Tuesday, August 30, 2016

Aug 28, 2016 Sermon: "Table Manners"

Stephen Baldwin
Psalm 121
Luke 14.1, 7-14
Table Manners
What kind of table manners were expected of you as a child?  What table manners have you taught your children or grandchildren? 
Did you know Jesus took time to talk about table manners?  That’s what this passage is about.  Not table manners like which fork to use or outlawing all talk of religion and politics.  The table manners Jesus cares about are different.  He wants people to sit down together and break bread.  Especially if they are different from each other.  That’s a core value for Jesus.  Table manners. 
How many of you had sit-down dinners with your family as a kid or Sunday dinners at grandma’s?  That was a staple of life in the recent past, but how many of you still have nightly family dinners? 
I’ve been reading a lot about parenting--trying to prepare for something you can’t be prepared for--and I came across a great study this week titled, “What is the most important thing you can do with your kids?”  I thought the answer might be read to them, put their needs first, or play outside in God’s green earth like we’re doing today.  But the answer was, “Eat dinner with them.”  Table manners.  Maybe Jesus was onto something.  
            Why is having a family dinner so important?  It teaches children how to talk to people, and they learn more words from those conversations than they do reading.  Ten times more words at the dinner table than from a book.  And the more words they learn, the more quickly their brain develops.  In fact, students who had regular family dinners together score much higher on standardized tests than students who don’t, and family dinners are a better predictor of school success than homework, grades, and participation in sports. 
            Not to mention the nutritional benefits.  Regular family dinners lead to healthier eating habits, healthier people, and healthier families.  So stop by Wendy’s for a 50 cent Frosty on your lunch break--boy, that’s a great deal I can’t pass up--but save dinner time for family.
            Family dinners are also good soul food.  That time together reduces stress, makes kids feel more supported, and even lowers the chances of depression or suicidal thoughts.  Smoking, drinking, and acting out in other ways are also significantly diminished when families eat dinner together.  
            Why do table manners matter so much?  Because that’s the most time we spend together each day, and it gives us the chance to be involved in each other’s lives. 

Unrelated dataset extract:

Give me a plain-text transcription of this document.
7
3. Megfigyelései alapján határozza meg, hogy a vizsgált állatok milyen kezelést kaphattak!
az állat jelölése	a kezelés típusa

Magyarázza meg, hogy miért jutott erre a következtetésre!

            This is a good time of year to start new traditions as school begins and cooler weather sets in.  Consider having family dinners more often.  As Jesus said, “You will be blessed.”  Amen.   

Monday, August 22, 2016

Aug 21, 2016 Sermon: "God is _____."

Stephen Baldwin
OT: Deut. 4.24
NT: John 4.24, 1 John 1 .5, 1 John 4.5
God is _____. 

            Today we’re going to think about God’s character and characteristics. 
If I asked you take out a pew pencil and draw a picture of God on the bulletin, what would you draw?  Would you draw a person?  A spirit?  A nature scene?  The stars? 
            If I asked you to finish the sentence: God is              , what would you say?  God is all powerful, all knowing, all present?  God is large and in charge?  God is gracious and loving and kind? 
            If I asked you what makes God…God…what would you say?  
            Let me tell you a story that speaks to God’s character.  This week I attended the groundbreaking ceremony in Rainelle for the first of 50 new homes being built in the coming months and years.  The main group behind the project is Appalachian Service Project.  They do exactly what our workcamp program does…but on steroids.  They have tens of thousands of volunteers from across the country who will come to help rebuild. 
            The first house will be finished within six weeks.  And the folks who will live there are retired teachers who have been residents of Rainelle more than 30 years.  The husband spoke at the groundbreaking, and I thought he would talk about the flood or the community or the new house…but all he wanted to talk about…was God. 
            He started off by saying that God had been working on him for years.  His wife always wanted to go to church, but he never would.  She would say this or that was a blessing from God, but he didn’t believe in that.  Then came the flood, and their entire first floor was flooded.  People from all over came to help them.  He asked them why, and they said God sent them.  For the first time in his life, he believed it.  For the first time in his life, he said he got to know God, and it changed his life. 
            That got me thinking about God’s character.  What is God like?  What makes God…God?  That’s a tough question.  What makes God…God? 
            My grandpa would say the Bible answers that question.  There are four “God is…” statements in the Bible.  And those “God is” statements tell us what makes God…God.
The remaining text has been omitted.